LAUSR

Modular Multilevel Converter (MMC) bridge arm circulating current increases the MMC bridge arm current distortion and bridge arm current stress, whereas it also increases converter losses and capacitor voltage fluctuations. In this paper, based on the average value of the switching function of MMC, the mathematical relationship between the second harmonic component of the Bridge Arm Common-Mode Voltage (BACMV) and the Circulating Current Suppressing Controller (CCSC) is derived in the $d^{-2}q^{-2}$ rotating coordinate system. It proposed an MMC’s CCSC based on BACMV. The proposed controller consists of two PI controllers, namely the outer controller and the inner controller.
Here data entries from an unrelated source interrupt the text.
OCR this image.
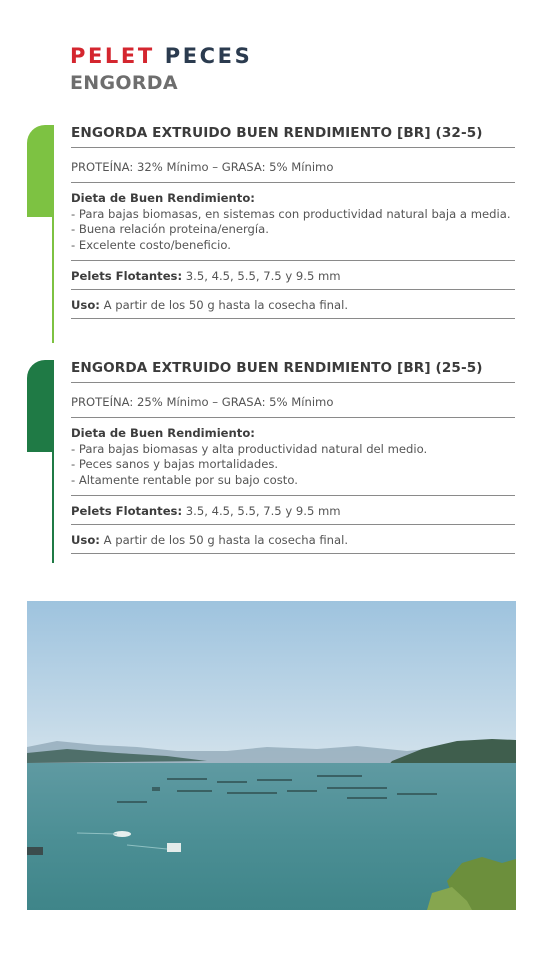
PELET PECES
ENGORDA
ENGORDA EXTRUIDO BUEN RENDIMIENTO [BR] (32-5)
PROTEÍNA: 32% Mínimo – GRASA: 5% Mínimo
Dieta de Buen Rendimiento:
- Para bajas biomasas, en sistemas con productividad natural baja a media.
- Buena relación proteina/energía.
- Excelente costo/beneficio.
Pelets Flotantes: 3.5, 4.5, 5.5, 7.5 y 9.5 mm
Uso: A partir de los 50 g hasta la cosecha final.
ENGORDA EXTRUIDO BUEN RENDIMIENTO [BR] (25-5)
PROTEÍNA: 25% Mínimo – GRASA: 5% Mínimo
Dieta de Buen Rendimiento:
- Para bajas biomasas y alta productividad natural del medio.
- Peces sanos y bajas mortalidades.
- Altamente rentable por su bajo costo.
Pelets Flotantes: 3.5, 4.5, 5.5, 7.5 y 9.5 mm
Uso: A partir de los 50 g hasta la cosecha final.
The inner controller suppresses the common-mode voltage, and the outer controller eliminates the second harmonic component of the bridge arm common-mode voltage. The MMC-HVDC simulation model is established, and PI-CCSC, PR-CCSC, and BACMV-CCSC are used for comparative study. The results show that the overshoot of PR-CCSC is the largest and that of BACMV-CCSC is the smallest in response transient process. After entering the steady-state, the fluctuation of BACMV-CCSC is the smallest, whereas that of PI-CCSC and PR-CCSC is larger. The harmonic component of the secondary current of BACMV-CCSC is 0.08% and THD content is 0.39%, which is significantly lower than the other two suppression controllers. When the load changes abruptly, compared with the dynamic simulation, BACMV-CCSC has a smaller overshoot in the transient response process and has less disturbance after reaching the steady-state, which improves the steady-state performance of the system and the circulating current suppression controller effect, and provides a new idea about MMC circulating current suppression controller.